Art. 3º [...] § 2 Fica assegurada aos estudantes em educação domiciliar a participação em concursos, competições, avaliações nacionais instituídas pelo MEC, avaliações internacionais, eventos pedagógicos, esportivos e culturais, incluídos àqueles em que for exigida a comprovação de matrícula na educação escolar como requisito para a participação.
Art. 4º A opção pela educação domiciliar será efetuada pelos pais ou pelos responsáveis legais do estudante, formalmente, por meio de plataforma virtual do Ministério da Educação, em que constará, no mínimo:
I - documentação de identificação do estudante, na qual conste informação sobre filiação ou responsabilidade legal;
[...];
III - termo de responsabilização pela opção de educação domiciliar assinado pelos pais ou pelos responsáveis legais;
IV - certidões criminais da Justiça Federal e da Justiça Estadual ou Distrital;
V - Plano pedagógico individual, proposto pelos pais ou pelos responsáveis legais [...]. (BRASIL, 2019, p. 2).

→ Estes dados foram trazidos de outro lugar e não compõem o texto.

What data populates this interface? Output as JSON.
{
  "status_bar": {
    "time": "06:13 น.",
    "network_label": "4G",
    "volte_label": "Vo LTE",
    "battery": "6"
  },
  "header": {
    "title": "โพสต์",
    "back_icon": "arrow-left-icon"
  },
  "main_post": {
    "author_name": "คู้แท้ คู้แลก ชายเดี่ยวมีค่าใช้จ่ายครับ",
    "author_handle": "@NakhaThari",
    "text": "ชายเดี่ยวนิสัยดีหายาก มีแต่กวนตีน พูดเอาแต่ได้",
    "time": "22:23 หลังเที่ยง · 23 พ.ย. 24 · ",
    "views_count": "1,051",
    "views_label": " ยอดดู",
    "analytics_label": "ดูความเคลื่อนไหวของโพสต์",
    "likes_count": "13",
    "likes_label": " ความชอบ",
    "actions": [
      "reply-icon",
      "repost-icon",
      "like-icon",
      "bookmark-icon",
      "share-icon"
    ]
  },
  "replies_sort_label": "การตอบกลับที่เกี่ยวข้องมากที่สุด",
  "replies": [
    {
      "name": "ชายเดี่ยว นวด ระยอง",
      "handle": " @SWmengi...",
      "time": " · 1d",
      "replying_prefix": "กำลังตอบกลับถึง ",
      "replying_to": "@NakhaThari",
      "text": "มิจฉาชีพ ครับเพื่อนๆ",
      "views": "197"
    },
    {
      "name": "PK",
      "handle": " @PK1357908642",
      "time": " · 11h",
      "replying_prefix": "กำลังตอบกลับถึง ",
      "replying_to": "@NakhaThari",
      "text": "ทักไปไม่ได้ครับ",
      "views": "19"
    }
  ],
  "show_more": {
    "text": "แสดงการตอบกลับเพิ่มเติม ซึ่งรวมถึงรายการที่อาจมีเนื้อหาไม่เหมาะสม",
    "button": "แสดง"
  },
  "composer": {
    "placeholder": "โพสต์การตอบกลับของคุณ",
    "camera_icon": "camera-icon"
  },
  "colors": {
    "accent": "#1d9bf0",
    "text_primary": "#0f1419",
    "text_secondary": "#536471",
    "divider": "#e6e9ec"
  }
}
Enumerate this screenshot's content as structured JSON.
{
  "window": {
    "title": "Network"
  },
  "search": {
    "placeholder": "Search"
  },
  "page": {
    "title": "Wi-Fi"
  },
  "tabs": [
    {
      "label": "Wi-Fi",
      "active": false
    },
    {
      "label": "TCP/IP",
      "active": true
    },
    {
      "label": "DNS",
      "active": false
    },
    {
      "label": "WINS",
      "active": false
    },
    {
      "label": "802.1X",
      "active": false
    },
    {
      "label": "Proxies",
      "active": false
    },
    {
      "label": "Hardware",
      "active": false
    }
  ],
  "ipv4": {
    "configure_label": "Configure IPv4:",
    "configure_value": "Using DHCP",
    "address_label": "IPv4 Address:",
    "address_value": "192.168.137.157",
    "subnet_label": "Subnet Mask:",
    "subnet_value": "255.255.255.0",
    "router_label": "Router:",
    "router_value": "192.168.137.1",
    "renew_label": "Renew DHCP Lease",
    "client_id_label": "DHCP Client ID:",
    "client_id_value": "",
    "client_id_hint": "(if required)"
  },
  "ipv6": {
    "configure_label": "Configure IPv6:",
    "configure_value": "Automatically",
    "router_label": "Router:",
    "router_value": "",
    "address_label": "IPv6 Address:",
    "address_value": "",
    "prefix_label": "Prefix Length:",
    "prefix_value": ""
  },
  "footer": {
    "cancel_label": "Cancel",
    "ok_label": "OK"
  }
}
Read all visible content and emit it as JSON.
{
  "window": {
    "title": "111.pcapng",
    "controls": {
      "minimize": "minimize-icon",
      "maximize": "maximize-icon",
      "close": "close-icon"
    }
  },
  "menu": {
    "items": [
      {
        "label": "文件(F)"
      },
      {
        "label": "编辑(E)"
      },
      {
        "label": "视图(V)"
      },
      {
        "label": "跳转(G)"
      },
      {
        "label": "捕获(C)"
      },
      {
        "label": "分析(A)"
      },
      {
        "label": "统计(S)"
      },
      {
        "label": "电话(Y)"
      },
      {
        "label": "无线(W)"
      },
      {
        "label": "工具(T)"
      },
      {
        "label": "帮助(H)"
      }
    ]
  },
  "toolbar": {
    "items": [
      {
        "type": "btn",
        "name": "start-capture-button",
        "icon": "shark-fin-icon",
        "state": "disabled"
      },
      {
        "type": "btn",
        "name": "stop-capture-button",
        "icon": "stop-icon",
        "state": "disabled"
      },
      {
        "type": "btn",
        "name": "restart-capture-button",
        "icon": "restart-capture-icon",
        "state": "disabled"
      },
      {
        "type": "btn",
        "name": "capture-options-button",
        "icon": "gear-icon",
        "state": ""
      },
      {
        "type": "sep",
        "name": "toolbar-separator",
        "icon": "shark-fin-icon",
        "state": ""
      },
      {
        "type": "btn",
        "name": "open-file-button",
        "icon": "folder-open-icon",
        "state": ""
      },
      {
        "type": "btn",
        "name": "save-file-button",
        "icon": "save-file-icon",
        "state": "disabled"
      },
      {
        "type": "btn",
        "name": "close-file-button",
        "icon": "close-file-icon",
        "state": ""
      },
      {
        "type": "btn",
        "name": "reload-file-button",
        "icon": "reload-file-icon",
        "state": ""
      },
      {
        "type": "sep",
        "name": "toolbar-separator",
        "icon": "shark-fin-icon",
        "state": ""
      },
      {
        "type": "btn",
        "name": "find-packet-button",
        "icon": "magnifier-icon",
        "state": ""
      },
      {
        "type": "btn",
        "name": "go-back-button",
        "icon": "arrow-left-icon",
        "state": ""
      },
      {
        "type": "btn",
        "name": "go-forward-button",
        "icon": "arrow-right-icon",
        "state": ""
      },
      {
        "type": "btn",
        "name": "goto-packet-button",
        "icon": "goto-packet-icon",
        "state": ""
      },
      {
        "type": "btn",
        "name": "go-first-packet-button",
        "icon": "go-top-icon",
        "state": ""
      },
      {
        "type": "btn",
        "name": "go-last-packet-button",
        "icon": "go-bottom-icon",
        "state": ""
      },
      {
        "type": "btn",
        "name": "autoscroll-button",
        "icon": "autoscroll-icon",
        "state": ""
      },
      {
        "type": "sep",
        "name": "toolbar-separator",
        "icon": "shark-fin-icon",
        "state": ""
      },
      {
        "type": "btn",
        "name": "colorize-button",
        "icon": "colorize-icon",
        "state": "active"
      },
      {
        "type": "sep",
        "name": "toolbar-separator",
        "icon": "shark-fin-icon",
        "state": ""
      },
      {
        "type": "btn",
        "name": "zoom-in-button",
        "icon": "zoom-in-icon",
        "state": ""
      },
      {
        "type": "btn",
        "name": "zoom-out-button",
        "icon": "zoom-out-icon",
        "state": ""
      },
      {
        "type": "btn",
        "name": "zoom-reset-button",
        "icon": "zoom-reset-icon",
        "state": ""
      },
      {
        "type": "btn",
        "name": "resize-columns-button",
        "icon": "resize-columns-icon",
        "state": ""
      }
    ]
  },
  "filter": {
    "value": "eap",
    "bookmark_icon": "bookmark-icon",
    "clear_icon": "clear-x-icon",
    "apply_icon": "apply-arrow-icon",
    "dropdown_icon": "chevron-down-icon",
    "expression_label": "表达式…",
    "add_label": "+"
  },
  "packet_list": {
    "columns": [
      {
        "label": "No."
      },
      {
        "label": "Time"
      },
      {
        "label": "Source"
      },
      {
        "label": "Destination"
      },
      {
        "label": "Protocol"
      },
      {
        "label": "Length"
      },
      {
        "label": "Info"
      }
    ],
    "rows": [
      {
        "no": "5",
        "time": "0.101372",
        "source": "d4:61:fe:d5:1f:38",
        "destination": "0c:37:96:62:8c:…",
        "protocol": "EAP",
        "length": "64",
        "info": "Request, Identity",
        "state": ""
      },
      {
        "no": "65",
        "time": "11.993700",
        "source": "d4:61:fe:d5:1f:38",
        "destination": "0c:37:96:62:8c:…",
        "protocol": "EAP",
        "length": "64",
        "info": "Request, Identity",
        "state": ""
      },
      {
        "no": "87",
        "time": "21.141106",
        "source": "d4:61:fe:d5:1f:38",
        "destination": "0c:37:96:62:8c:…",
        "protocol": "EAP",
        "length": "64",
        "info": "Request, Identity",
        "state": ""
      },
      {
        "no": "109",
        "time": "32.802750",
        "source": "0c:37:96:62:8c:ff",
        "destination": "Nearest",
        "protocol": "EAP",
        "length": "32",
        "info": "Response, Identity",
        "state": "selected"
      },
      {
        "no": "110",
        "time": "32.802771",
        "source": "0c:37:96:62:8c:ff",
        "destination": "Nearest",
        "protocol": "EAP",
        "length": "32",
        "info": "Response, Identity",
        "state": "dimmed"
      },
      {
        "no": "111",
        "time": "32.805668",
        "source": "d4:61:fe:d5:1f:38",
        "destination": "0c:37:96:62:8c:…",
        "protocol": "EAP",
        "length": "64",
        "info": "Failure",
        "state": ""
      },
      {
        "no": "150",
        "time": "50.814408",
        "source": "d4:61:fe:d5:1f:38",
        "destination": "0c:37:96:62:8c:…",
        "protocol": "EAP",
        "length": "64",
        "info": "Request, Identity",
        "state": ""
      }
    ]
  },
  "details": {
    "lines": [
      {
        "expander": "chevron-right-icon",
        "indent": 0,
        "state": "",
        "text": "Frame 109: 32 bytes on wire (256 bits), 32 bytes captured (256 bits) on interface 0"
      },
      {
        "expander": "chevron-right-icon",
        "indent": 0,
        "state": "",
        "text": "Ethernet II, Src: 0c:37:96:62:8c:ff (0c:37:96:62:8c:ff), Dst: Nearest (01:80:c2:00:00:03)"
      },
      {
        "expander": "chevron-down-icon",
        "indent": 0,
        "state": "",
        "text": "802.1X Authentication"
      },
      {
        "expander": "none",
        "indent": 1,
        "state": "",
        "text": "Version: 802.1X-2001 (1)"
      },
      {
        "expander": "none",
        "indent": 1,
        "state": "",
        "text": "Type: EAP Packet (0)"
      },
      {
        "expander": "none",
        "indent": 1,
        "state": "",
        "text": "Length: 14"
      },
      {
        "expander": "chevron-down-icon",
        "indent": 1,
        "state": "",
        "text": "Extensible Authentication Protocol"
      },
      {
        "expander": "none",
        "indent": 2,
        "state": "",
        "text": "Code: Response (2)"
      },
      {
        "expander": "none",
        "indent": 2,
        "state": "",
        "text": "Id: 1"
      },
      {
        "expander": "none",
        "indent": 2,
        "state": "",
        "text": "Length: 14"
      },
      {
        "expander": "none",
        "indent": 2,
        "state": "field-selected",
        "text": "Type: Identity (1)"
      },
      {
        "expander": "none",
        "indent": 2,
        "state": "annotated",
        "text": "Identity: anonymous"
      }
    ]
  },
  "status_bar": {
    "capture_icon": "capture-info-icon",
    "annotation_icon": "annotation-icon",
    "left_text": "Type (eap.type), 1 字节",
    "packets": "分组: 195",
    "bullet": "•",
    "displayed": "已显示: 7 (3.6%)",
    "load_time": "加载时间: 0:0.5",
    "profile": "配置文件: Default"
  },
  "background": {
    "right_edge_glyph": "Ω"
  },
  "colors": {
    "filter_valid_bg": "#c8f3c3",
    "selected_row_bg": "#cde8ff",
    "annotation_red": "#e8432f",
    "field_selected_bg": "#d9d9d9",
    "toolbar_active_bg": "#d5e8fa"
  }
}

Pelo que propõe o PL 2401/2019, conforme se discutiu na seção 3 deste artigo, ele não atende grande parte dos desejos das famílias homeschoolers. A possibilidade de se exigir cadastrar plano pedagógico individual na plataforma do MEC, ainda que elaborado pelos pais, tende a ser visto como interferência estatal na liberdade por eles vindicadas.
Art. 5º Os pais ou os responsáveis legais que optarem pela educação domiciliar manterão registro periódico das atividades pedagógicas do estudante.
Art. 6º O estudante matriculado em educação domiciliar será submetido, para fins de certificação da aprendizagem, a uma avaliação anual sob a gestão do Ministério da Educação.
§ 1º A certificação da aprendizagem terá como base os conteúdos referentes ao ano escolar correspondente à idade do estudante, de acordo com a Base Nacional Comum Curricular, com possibilidade de avanço nos cursos e nas séries, nos termos do disposto na Lei nº 9.394, de 20 de dezembro de 1996. (BRASIL, 2019, p. 3).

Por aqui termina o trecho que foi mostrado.